Anyway. Bicycle very nearly immobilised, me very nearly road-decoration. Exciting, but not an evening in itself, so I walked the bike home (ten minutes away, rear wheel clunking and hissing against the brake, but I didn't have much choice) and got changed to go to the Sanctuary by bus.

Since the Sanctuary has WiFi, I packed my laptop along with the index cards containing my plot sketches, so I could use the net while at the meeting if needed. I stepped out of the porch and started down the hill in a light mist of rain. Great. My hoodie and jeans are marginally waterproof, so I figured, what the hell? What's the worst that could happen?

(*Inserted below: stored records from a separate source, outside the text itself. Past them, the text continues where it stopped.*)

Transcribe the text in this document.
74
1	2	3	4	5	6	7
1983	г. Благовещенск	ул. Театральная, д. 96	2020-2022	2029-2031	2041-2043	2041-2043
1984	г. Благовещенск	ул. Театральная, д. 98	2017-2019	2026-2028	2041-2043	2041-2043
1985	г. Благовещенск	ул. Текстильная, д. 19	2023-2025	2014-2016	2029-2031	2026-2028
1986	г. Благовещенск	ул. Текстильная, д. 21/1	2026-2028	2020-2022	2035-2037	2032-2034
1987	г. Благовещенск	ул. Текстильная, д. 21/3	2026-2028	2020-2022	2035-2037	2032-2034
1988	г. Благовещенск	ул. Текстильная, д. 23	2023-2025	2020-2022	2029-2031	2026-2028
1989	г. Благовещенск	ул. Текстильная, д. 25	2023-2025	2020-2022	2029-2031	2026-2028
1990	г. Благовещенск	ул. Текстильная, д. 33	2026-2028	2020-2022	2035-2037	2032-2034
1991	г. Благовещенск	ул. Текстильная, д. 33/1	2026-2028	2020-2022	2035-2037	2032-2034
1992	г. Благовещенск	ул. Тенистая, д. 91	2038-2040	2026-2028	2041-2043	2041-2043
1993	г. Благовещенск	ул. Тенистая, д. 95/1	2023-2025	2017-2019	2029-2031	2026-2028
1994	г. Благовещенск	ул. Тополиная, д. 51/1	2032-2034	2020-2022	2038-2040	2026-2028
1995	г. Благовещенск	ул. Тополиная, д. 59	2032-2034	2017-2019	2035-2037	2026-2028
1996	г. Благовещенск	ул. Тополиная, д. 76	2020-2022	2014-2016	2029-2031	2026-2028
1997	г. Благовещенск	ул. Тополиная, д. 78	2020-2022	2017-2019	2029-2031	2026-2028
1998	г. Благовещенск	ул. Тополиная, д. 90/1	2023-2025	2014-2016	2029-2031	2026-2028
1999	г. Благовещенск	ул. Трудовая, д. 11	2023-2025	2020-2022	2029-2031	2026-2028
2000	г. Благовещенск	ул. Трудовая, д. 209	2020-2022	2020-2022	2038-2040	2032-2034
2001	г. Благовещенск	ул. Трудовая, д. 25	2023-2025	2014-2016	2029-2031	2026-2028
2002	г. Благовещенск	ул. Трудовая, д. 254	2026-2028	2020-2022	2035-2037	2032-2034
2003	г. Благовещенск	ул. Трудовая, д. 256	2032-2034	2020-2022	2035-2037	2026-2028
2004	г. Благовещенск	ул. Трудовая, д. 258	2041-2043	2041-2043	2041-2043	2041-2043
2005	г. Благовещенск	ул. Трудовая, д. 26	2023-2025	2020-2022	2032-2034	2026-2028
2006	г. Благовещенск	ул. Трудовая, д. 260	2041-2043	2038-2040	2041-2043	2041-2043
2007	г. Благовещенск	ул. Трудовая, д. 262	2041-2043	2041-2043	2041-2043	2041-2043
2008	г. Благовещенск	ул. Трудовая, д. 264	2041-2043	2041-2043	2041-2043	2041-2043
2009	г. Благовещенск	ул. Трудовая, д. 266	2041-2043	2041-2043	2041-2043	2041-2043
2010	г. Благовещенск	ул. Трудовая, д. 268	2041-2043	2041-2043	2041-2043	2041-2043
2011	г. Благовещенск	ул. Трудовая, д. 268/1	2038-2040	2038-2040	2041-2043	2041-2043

The rain ramped up to full-fledged freezing-rain / sleet by the time I reached the bottom of the hill, and was in the condition I mention at the start of this entry by the time I got to the traffic lights. No cover, overflowing drains and gutters made for a very tricky journey. The lights and the buses were the last straw. I like those people, a lot. I don't like them enough to persevere to a meeting in a cafe, in sodden clothes, with a laptop that sounds like a holey water-bucket when shaken. So I turned around and went home. My boots are still damp, six hours later.

Sorry, NaNofolk. I'll be at the next meet, I promise. Unless it's on a Thursday, in which case I'll try... (fencing does have to happen at some point, you know).

Roll on November 1st, and the true start of the madness.